Organizational culture and flexibility aren’t internal-only issues. They shape your innovation, employee experience, and ultimately, your bottom line.
How can a company that resists flexible work expect to design for a workforce that embraces it?
You can’t create for what you don’t live. And you don’t live what you don’t experience.
If you’ve never hosted a virtual meeting on a laptop, you might miss that some premium models once placed webcams below the screen.
If you’ve never worked from a crowded cafe, you might underestimate the value of noise-canceling mics.
If you’ve never recorded a podcast or webinar, you might not have faced the dilemma: camera or screen?
If you’ve never scrambled to make a workspace on the go, you might not realize how often mainstream tools exclude people who work outside the “average” mold.
Work today is mobile, personal, and flexible. And the companies building the most relevant tools are led by teams who live that reality, not just read about it.
Flexibility and DEI aren’t isolated initiatives. They are core values that impact who joins your team, how you build, and what you produce. Or they don’t.
Many organizations treat remote work and inclusion as separate HR topics. But those decisions affect every aspect of your business, from leadership and learning to market strategy and innovation. They shape the products you develop, the audiences you reach, and the value you deliver.

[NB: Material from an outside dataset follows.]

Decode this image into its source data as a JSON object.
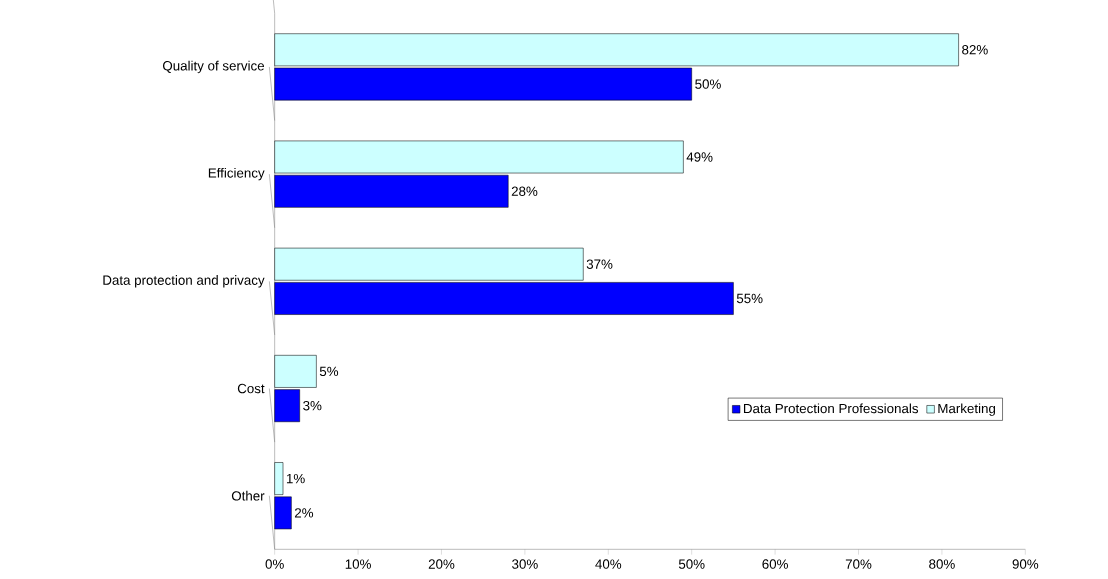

Consider Dell and Logitech. Both are household names in tech. But their workplace strategies, and the impact on their performance, tell two very different stories.
In early 2024, Dell restricted opportunities for remote employees, barring them from promotions and internal moves. That policy didn’t just shape internal dynamics. It discouraged first-hand experience with flexible work — effectively disconnecting Dell’s workforce from the customers it aims to serve.
The result? Dell’s Client Solutions Group saw a 16% drop in revenue and an 8% decline in operating income year-over-year by the end of 2024.
Now compare that with Logitech.
Logitech’s approach starts with the understanding that the best products come from teams who understand their users — because they are their users. Delphine Donné, general manager of personal workspace solutions at Logitech, shared on The Future Of Less Work podcast how real-world experience drives meaningful design.
“It’s understanding that everyone has different needs,” Donné said. ” Some people work at home, some in the office. Some have very complex tasks, and some want something very simple. Understanding the diversity of the future of work drives how we integrate innovation into our products.”
When Donné began leading her team in 2018, women made up just 28% of the group. Today, that number has reached 50%. This wasn’t about checking boxes — it was about building a team capable of empathizing with a global, diverse customer base. Tools like the Lift mouse, tailored for smaller hands, were directly born from inclusive design thinking.
But Logitech’s success goes beyond design. Its own workforce lives the remote and hybrid experience. Distributed teams learn to collaborate across time zones, balance work with life, and innovate within flexible models. Flexibility isn’t a perk—it’s a product strategy.
The tools built for creators, digital nomads, and hybrid professionals reflect the day-to-day realities of the teams behind them.
As Donné put it: “This culture of diversity and inclusion, how you bring people into the conversation, what tools you give them to be successful and be at their best, that’s what drives better products and better business outcomes.”
And it shows in the numbers. In 2024, Logitech’s Personal Workspace Solutions group helped lift the company’s operating income by 28% year-over-year.
At a moment when some companies are backtracking on flexibility and dialing down DEI, Logitech offers a different path. One where alignment between culture and customer drives better solutions, deeper loyalty, and real growth.
The link between culture and product is direct. Decisions about how teams work impacts morale as much as they shape market relevance and business success. The companies poised to lead are the ones creating from experience, not theory. And that starts with a flexible, inclusive, and lived culture.